- The paper's primary contribution is the introduction of an end-to-end RL framework that effectively trains humanoid robot locomotion policies.
- It employs an Asymmetric Actor-Critic architecture with PPO and domain randomization to improve sim-to-real policy transfer.
- Experimental results demonstrate robust locomotion, including omnidirectional walking and push recovery, in diverse real-world scenarios.
Booster Gym: An End-to-End Reinforcement Learning Framework for Humanoid Robot Locomotion
Introduction and Overview
The paper "Booster Gym: An End-to-End Reinforcement Learning Framework for Humanoid Robot Locomotion" introduces a comprehensive RL framework tailored for training and deploying locomotion policies on humanoid robots. The framework addresses the critical sim-to-real transfer challenge by encompassing the entire pipeline from simulation training to real-world deployment. In this work, domain randomization and robust policy generalization are emphasized to facilitate seamless policy transfer and adaptation across diverse environments.
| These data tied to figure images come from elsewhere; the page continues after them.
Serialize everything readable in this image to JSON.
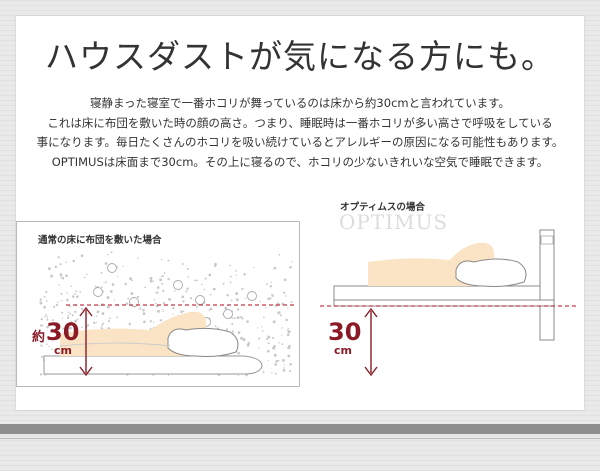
{
  "headline": "ハウスダストが気になる方にも。",
  "body_lines": [
    "寝静まった寝室で一番ホコリが舞っているのは床から約30cmと言われています。",
    "これは床に布団を敷いた時の顔の高さ。つまり、睡眠時は一番ホコリが多い高さで呼吸をしている",
    "事になります。毎日たくさんのホコリを吸い続けているとアレルギーの原因になる可能性もあります。",
    "OPTIMUSは床面まで30cm。その上に寝るので、ホコリの少ないきれいな空気で睡眠できます。"
  ],
  "left_panel": {
    "label": "通常の床に布団を敷いた場合",
    "prefix": "約",
    "number": "30",
    "unit": "cm"
  },
  "right_panel": {
    "label": "オプティムスの場合",
    "brand": "OPTIMUS",
    "number": "30",
    "unit": "cm"
  },
  "colors": {
    "accent": "#8a1a26",
    "skin": "#fbe3c5",
    "dust": "#c8c8c8",
    "dashed_line": "#c0394a"
  }
}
The study employs a POMDP-based formulation to model the humanoid robot control problem, utilizing an Asymmetric Actor-Critic (AAC) architecture coupled with Proximal Policy Optimization (PPO) to optimize the control policies. This involves a detailed process of balancing exploration and exploitation via clipped surrogate objectives, as described in the extensive formulation of the RL algorithms. Specifically, the AAC framework uses an actor with proprioceptive observations and a critic, incorporating privileged simulator information to ameliorate the value estimation process.
Figure 1: Training, testing, and deployment on Booster T1 across multiple environments.
The observation and action spaces are adeptly defined to reflect the complexities of real-world applications involving proprioceptive feedback, enabling the actor network to execute finely-tuned joint position offsets via a PD controller. The overall architecture facilitates consistent interaction in simulation environments mimicking physical hardware.
Domain Randomization and Sim-To-Real Transfer
To bridge the sim-to-real gap, the paper introduces an extensive domain randomization strategy targeting variations in robot body dynamics, actuator characteristics, and environmental conditions. This approach yields a robust RL policy that proves effective across a multitude of real-world scenarios, maintaining adaptability and resilience against unexpected disturbances. The results also underscore the framework's efficacy in diverse terrains using a common policy, demonstrating competency in height-based foot positioning for gait analysis.
Figure 2: An overview of the control architecture for training and deployment.
The framework's success in real-world deployment is augmented by the deployment infrastructure, which includes a Python-based SDK for seamless policy execution on humanoid platforms. This integration facilitates ease-of-use while maintaining strong alignment with predefined performance metrics, showcasing efficient policy execution with minimal latency disturbances.
Experimental Evaluation
Comprehensive experiments validate the framework's capabilities in executing complex locomotion tasks, such as omnidirectional walking and robust push recovery operations. The adaptive capacities of the RL framework are vividly demonstrated, with real-world trials illustrating the efficacy of the deployed control policies in maintaining stability and maneuverability in challenging conditions.
Figure 3: Omnidirectional walking. (a) Forward. (b) Backward. (c) Rotation. (d) Sideways.
Figure 4: Walking on a 10-degree slope. Upper: Forward. Lower: Sideways.
The paper reports successful implementation of fundamental locomotive functions, highlighting how real-time adjustments in policy outputs enable the robot to maintain balance and respond effectively to both immediate and sustained external forces.
Conclusion
The Booster Gym framework stands out as a valuable contribution to the field of humanoid robotics, providing a streamlined, open-source solution capable of profound impact within the robotics community. By incorporating domain randomization and versatile RL components, the framework offers a robust methodology for developing and deploying real-world locomotion strategies. Future work should focus on extending the framework's capabilities, potentially broadening the set of applicable tasks and enhancing the automation of policy adaptation for further advances in humanoid robotics.